Even with not staying up to see the late night Pickwick Theatre screenings on Friday (Godzilla vs. Space Godzilla) and Saturday (Godzilla vs. Megaguirus), by the time Sunday morning came around, I was pretty G’d out. But I rallied myself to make the trek one last time, even getting there in time to catch the latter half of Robert Scott Field’s “Japan Update” panel.
Full disclosure: I’ve been to a lot of conventions at this point, and so the notion of someone being called a “celebrity guest” in spite of the fact that they’ve really only done one or two films isn’t as big a surprise anymore. However, I also take it with a grain of salt and don’t necessarily make a point of seeking those celebrities out. Because of this, I didn’t spend much time chasing down Field last year and had followed the same pattern this time around. I mean, yes, I like Godzilla vs. King Ghidorah (in which he played android M-11), but that's about it. As a result, I was completely unprepared for the sheer awesomeness that is Robert Scott Field and I’m SO glad I got to his panel that morning.

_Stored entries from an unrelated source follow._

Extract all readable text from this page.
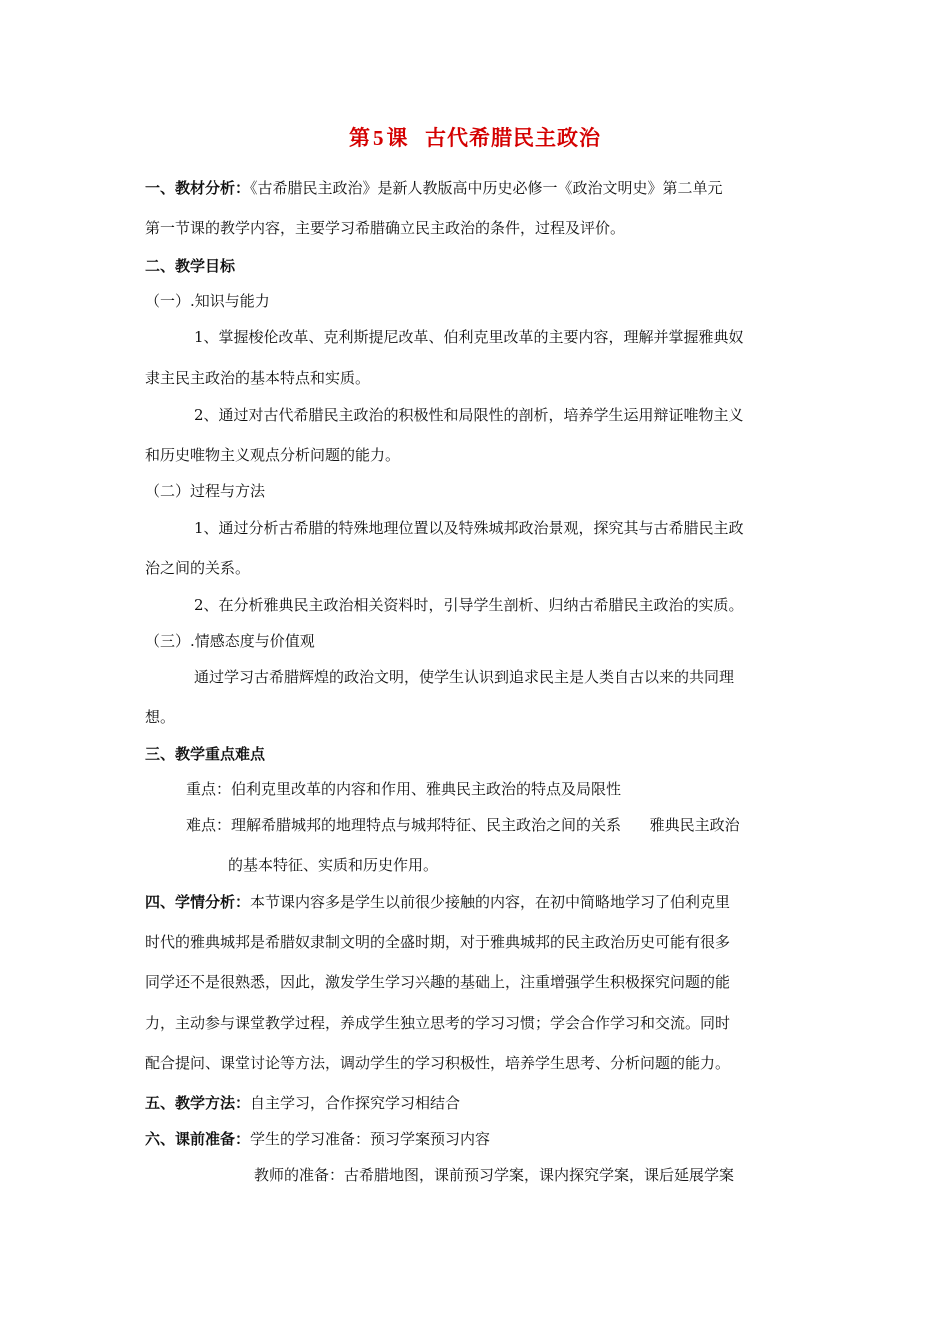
第5课  古代希腊民主政治
一、教材分析：《古希腊民主政治》是新人教版高中历史必修一《政治文明史》第二单元
第一节课的教学内容，主要学习希腊确立民主政治的条件，过程及评价。
二、教学目标
（一）.知识与能力
1、掌握梭伦改革、克利斯提尼改革、伯利克里改革的主要内容，理解并掌握雅典奴
隶主民主政治的基本特点和实质。
2、通过对古代希腊民主政治的积极性和局限性的剖析，培养学生运用辩证唯物主义
和历史唯物主义观点分析问题的能力。
（二）过程与方法
1、通过分析古希腊的特殊地理位置以及特殊城邦政治景观，探究其与古希腊民主政
治之间的关系。
2、在分析雅典民主政治相关资料时，引导学生剖析、归纳古希腊民主政治的实质。
（三）.情感态度与价值观
通过学习古希腊辉煌的政治文明，使学生认识到追求民主是人类自古以来的共同理
想。
三、教学重点难点
重点：伯利克里改革的内容和作用、雅典民主政治的特点及局限性
难点：理解希腊城邦的地理特点与城邦特征、民主政治之间的关系      雅典民主政治
的基本特征、实质和历史作用。
四、学情分析：本节课内容多是学生以前很少接触的内容，在初中简略地学习了伯利克里
时代的雅典城邦是希腊奴隶制文明的全盛时期，对于雅典城邦的民主政治历史可能有很多
同学还不是很熟悉，因此，激发学生学习兴趣的基础上，注重增强学生积极探究问题的能
力，主动参与课堂教学过程，养成学生独立思考的学习习惯；学会合作学习和交流。同时
配合提问、课堂讨论等方法，调动学生的学习积极性，培养学生思考、分析问题的能力。
五、教学方法：自主学习，合作探究学习相结合
六、课前准备：学生的学习准备：预习学案预习内容
教师的准备：古希腊地图，课前预习学案，课内探究学案，课后延展学案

Sure, he may only have one film credit to his name, but this former baseball player turned Japanese schoolteacher has been an incredible force for good, both here in the States during his annual G-FEST sojourn (where he often serves as the de facto interpreter for the Japanese guests) and at home in Japan where he has been a physical fitness instructor, a tireless volunteer in the earthquake relief efforts, and an adviser to the national education board. This guy kinda rocks.
I spent the rest of the morning wandering around the rapidly disappearing art displays
And the dealer room
Watched the special guests meet, greet, tickle, fistbump, bow to, autograph and photograph with their fans
Sat in on Stan Hyde’s dissertation on Sonorama books, a neat childhood nostalgia item that not only had a plastic 45 rpm record version of several (abbreviated) kaiju films, but photos depicting how the monsters' strange physiognomy actually worked.
J.D. Lees had his annual “accountability” panel, where people could ask him questions about the convention and the magazine – I was amazed to learn that he does not actually assign articles for G-FAN, but that people just regularly contribute items that are of interest to them – but what most people seemed interested in was the notion of another G-Tour. In August 2011, 35 G-Fans from around the globe partook in a pilgrimage to Tokyo. In addition to an actual tour of Toho Studios – touching props and meeting the stars of numerous stars of these beloved films – the group also toured Japan, visiting many cultural touchstones and locations significant to kaiju fandom. (Lees’ day-by-day journal of their odyssey can be found in G-FAN #97). Obviously, this kind of adventure doesn’t happen every day (or even every year), but plans are afoot for a trip in either 2014 or 2015. Stay tuned.
As the sun slowly set on G-FEST XX, it was time for..KAIJU KONFESSIONS. Mr. Hyde had as long a weekend as I, so he certainly earned his "indefatigable" title as he led the time-honored G-FEST tradition of sing-a-long versions to dozens of ditties from or inspired by these grand, goofy films. In enthusiastic off-key fashion, we got environmentally conscious with Godzilla vs. the Smog Monster’s “Save the Earth,” kicked it Danish style with “Tivoli Nights” from Reptilicus, gyrated to MST3K's Gamera tunes, and took it home with a call and response version of Blue Oyster Cult’s eponymous “Godzilla.”
The irony is that you don’t actually have to confess anything at the time. It’s only later that you have to admit that:
Many thanks to everyone who made this year’s G-FEST what it was. It will be interesting to see what effect the new Legendary Pictures Godzilla has on the convention next May. If it’s a hit, there might be a huge new influx of new fans...which could create a more crowded venue and a rift between “classic” kaiju fans and a wave of folks for whom 2014’s monster pic might be their first exposure to the Big G. I’ll admit, I’d like the show to stay the small, tight-knit family affair that it currently is. G-FEST has heart. It has personality. It comes from a place of true fandom as opposed to commerce. Nobody wants that to change, but with the show’s popularity growing every year (attendance was up 20% from 2012 alone), growing pains are undoubtedly in order. Even so, as in all things, we have the power to create the world we want, and hopefully G-Fans will continue to create the G-FEST they deserve.
|JD & AC|
Sayonara for now! See you next year.